Les decía [Jesús]:
–¿Se trae la lámpara para meterla debajo del celemín o debajo de la cama?, ¿no es para ponerla en el candelero? No hay nada escondido, sino para que sea descubierto; no hay nada oculto, sino para que salga a la luz. El que tenga oídos para oír, que oiga.
Les dijo también:
–Atención a lo que estáis oyendo: la medida que uséis la usarán con vosotros, y con creces. Porque al que tiene se le dará, y al que no tiene se le quitará hasta lo que tiene. (Mc 4,21-25)
Estas dos sentencias, de carácter sapiencial, se enmarcan en la enseñanza que Jesús dirige a sus discípulos en privado («Cuando se quedó a solas [con los discípulos]…», 4,10).
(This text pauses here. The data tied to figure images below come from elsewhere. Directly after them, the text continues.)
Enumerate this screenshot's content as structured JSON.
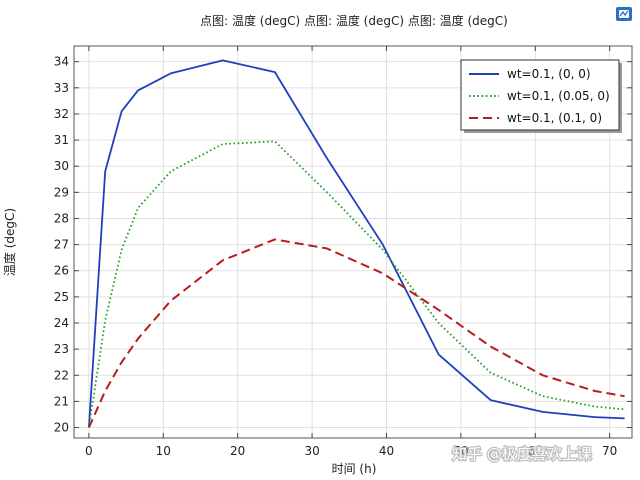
{
  "chart_data": {
    "type": "line",
    "title": "点图: 温度 (degC)  点图: 温度 (degC)  点图: 温度 (degC)",
    "xlabel": "时间 (h)",
    "ylabel": "温度 (degC)",
    "xlim": [
      -2,
      73
    ],
    "ylim": [
      19.6,
      34.6
    ],
    "xticks": [
      0,
      10,
      20,
      30,
      40,
      50,
      60,
      70
    ],
    "yticks": [
      20,
      21,
      22,
      23,
      24,
      25,
      26,
      27,
      28,
      29,
      30,
      31,
      32,
      33,
      34
    ],
    "grid": true,
    "legend_position": "top-right",
    "series": [
      {
        "name": "wt=0.1, (0, 0)",
        "color": "#1f3fbf",
        "dash": "solid",
        "x": [
          0,
          2.2,
          4.4,
          6.6,
          11,
          18,
          25,
          32,
          39.5,
          47,
          54,
          61,
          68,
          72
        ],
        "y": [
          20.0,
          29.8,
          32.1,
          32.9,
          33.55,
          34.05,
          33.6,
          30.3,
          27.0,
          22.8,
          21.05,
          20.6,
          20.4,
          20.35
        ]
      },
      {
        "name": "wt=0.1, (0.05, 0)",
        "color": "#22a022",
        "dash": "dotted",
        "x": [
          0,
          2.2,
          4.4,
          6.6,
          11,
          18,
          25,
          32,
          39.5,
          47,
          54,
          61,
          68,
          72
        ],
        "y": [
          20.0,
          24.1,
          26.8,
          28.4,
          29.8,
          30.85,
          30.95,
          29.0,
          26.8,
          24.0,
          22.1,
          21.2,
          20.8,
          20.7
        ]
      },
      {
        "name": "wt=0.1, (0.1, 0)",
        "color": "#b81c1c",
        "dash": "dashed",
        "x": [
          0,
          2.2,
          4.4,
          6.6,
          11,
          18,
          25,
          32,
          39.5,
          47,
          54,
          61,
          68,
          72
        ],
        "y": [
          20.0,
          21.4,
          22.5,
          23.4,
          24.85,
          26.4,
          27.2,
          26.85,
          25.9,
          24.5,
          23.1,
          22.0,
          21.4,
          21.2
        ]
      }
    ]
  },
  "watermark": "知乎 @极度喜欢上课",
  "corner_icon": "comsol-logo-icon"
}
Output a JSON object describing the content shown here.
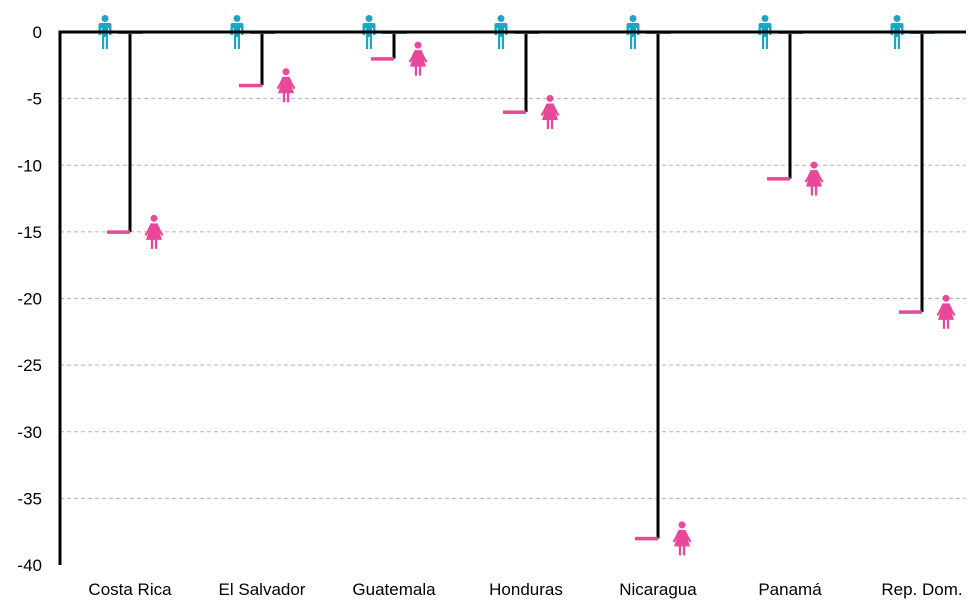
{
  "chart_data": {
    "type": "bar",
    "title": "",
    "xlabel": "",
    "ylabel": "",
    "categories": [
      "Costa Rica",
      "El Salvador",
      "Guatemala",
      "Honduras",
      "Nicaragua",
      "Panamá",
      "Rep. Dom."
    ],
    "series": [
      {
        "values": [
          0,
          0,
          0,
          0,
          0,
          0,
          0
        ]
      },
      {
        "values": [
          -15,
          -4,
          -2,
          -6,
          -38,
          -11,
          -21
        ]
      }
    ],
    "ylim": [
      -40,
      0
    ],
    "yticks": [
      0,
      -5,
      -10,
      -15,
      -20,
      -25,
      -30,
      -35,
      -40
    ],
    "ytick_labels": [
      "0",
      "-5",
      "-10",
      "-15",
      "-20",
      "-25",
      "-30",
      "-35",
      "-40"
    ],
    "grid": true,
    "legend": "none",
    "colors": {
      "male": "#1aa6c9",
      "female": "#e8479a",
      "stem": "#000000",
      "grid": "#b4b4b4"
    },
    "icons": {
      "male": "male-figure-icon",
      "female": "female-figure-icon"
    }
  }
}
La primera tiene que ver con anunciar algo que está oculto. No hay que olvidar que, en el v. 11, Jesús decía que «a vosotros se os ha dado el misterio del reino de Dios; en cambio, a los de fuera todo se les presenta en parábolas». Probablemente, eso oculto es el anuncio del Reino. De nuevo tenemos que fijarnos en las parábolas que Jesús acaba de contar, en las que comparaba el Reino con una semilla: pequeña en su estado actual, cuando el sembrador la siembra, pero que en sí lleva la plenitud futura del fruto. Por tanto, la enseñanza de Jesús tiene que ver con el anuncio del Reino: sus discípulos tienen la responsabilidad de anunciarlo y colaborar para que llegue y se despliegue con toda su fuerza.
En cuanto a la imagen literaria que se emplea: una luz metida debajo del celemín o bajo la cama, no deja de tener su interés por lo absurda que resulta. Un celemín (modios) era –y es– un recipiente, generalmente de madera, que servía para medir el grano. Y, desde luego, a ningún campesino galileo se le habría ocurrido usar un celemín como apagavelas… Por otra parte, en aquella época, las camas –al menos las de la mayor parte de los campesinos– no solían ser como las nuestras, con patas y espacio debajo capaz de albergar, por ejemplo, un orinal… o una lámpara de aceite (como las lucernas romanas). Normalmente se trataba de jergones hechos de paja y extendidos directamente sobre el piso. A no ser que el evangelista esté pensando en el klinê helenista, una especie de diván que tenía incluso cabecera, y que era el que se utilizaba en los banquetes de las clases más acomodadas. En todo caso, lo absurdo de las imágenes reclama la atención del lector y sirve como un eficaz punto de comparación para la negligencia que supondría ocultar el anuncio del Reino.
La segunda imagen, relativa a la medida, vendría a reforzar el sentido de la primera, la de la luz. Muy probablemente, el contexto en el que hay que entenderlo es el de los juicios: ser medido equivaldría, por tanto, a ser juzgado y, consiguientemente, ser absuelto o condenado. En este caso, no hay nada «absurdo» en ella, excepto la conclusión final, que no deja de tener su aquel. Al que tiene se le dará más, y al que no tiene se le quitará hasta lo que tiene (o cree tener). Obviamente se trata de una severa advertencia a no ser descuidados en la tarea «misionera», de modo que el fruto obtenido –el Reino que Dios trae– estará en proporción al esfuerzo desarrollado. Y no porque ese fruto dependa de nuestro trabajo, sino que hay que hacer todo lo que esté en nuestra mano para que Dios reine. De ahí lo adecuado de las parábolas de las semillas que cuenta Jesús: crecen por sí solas, sin que el agricultor haga nada, pero, sin los trabajos y cuidados de ese agricultor, difícilmente la semilla producirá el fruto que está llamada a dar.